The event was organised by the Manchester branch of the Palestine Solidarity Campaign and others such as the Stop The War Coalition and the Bolton and Districts Trades Council.
It comes amid weeks of fighting that has claimed the lives of at least 188 Palestinians, including 55 children and 33 women, in the Gaza Strip. More than 1,200 others have been wounded.
In the occupied West Bank, Israeli forces are reported to have killed at least 13 Palestinians.
Israel has reported 10 dead, including two children.
The recent fighting is the culmination of tensions involving religious suppression by the Israeli military during Ramadan and the forced eviction of Palestinians in the West Bank.
He said: “Manchester has an amazing history of standing for oppressed people and that is why I’m proud to be standing here with you.
“As an MP I read thousands of emails expressing their concern for what’s happening in Palestine.
“Britain has a moral responsibility for this mess.
“I visited a UN refugee camp two years ago and I saw the consequences of the Nakba.
“Three generations of Palestinians have grown up in one refugee camp. Why is Israel recognised but not Palestine? That is not acceptable.
“The Palestinians have every right to live. We have to change and challenge the narrative.
“We want peace.”
Labour Rusholme Counillor Ahmed Ali, who was also present at the protest, said: “The response from world leaders has been muted.
“It could have been better but I think the narrative is imprinted in our head to accept the Israelis are the victims and the Palestinians are the perpetrators.
“I grew up in the country in the ’60s and I saw the effect of apartheid. What were seeing now is like the Israeli empire.
“This is a battle of freedom, equality and human rights, it has nothing to do with culture or religion.
“The debate gets clouded because people see it be based on religion.

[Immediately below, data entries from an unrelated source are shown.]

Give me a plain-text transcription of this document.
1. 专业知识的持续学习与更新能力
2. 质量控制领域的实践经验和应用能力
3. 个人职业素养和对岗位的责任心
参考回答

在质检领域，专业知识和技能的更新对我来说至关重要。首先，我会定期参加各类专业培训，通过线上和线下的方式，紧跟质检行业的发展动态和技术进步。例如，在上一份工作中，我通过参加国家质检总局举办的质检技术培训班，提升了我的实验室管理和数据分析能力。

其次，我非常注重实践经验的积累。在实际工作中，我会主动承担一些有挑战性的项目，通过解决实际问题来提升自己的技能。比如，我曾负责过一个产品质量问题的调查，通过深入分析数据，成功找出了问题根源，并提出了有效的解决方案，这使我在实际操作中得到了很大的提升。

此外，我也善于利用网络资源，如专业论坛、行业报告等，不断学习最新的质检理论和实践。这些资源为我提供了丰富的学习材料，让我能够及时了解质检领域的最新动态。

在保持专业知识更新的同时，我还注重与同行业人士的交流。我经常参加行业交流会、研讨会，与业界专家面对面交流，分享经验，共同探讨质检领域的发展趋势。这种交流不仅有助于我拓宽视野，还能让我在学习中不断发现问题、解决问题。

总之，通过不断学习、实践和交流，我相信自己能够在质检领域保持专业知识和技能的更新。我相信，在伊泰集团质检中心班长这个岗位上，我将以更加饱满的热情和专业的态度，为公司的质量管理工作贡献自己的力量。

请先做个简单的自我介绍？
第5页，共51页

“We created a state because the Jews were homeless but we need to invest in that investment so that those people can leave there peacefully.
“That’s the issue. It’s about sharing the land.
“There needs to be a one-state solution. The Palestinians are yearning for a free Palestinian state, but in practice I see this being the only solution.”
Protestors then moved on from Platt Fields to Oxford Road towards the city centre, where they merged with other protestors in Piccadilly Gardens.
Throughout the day there was a moderate police presence.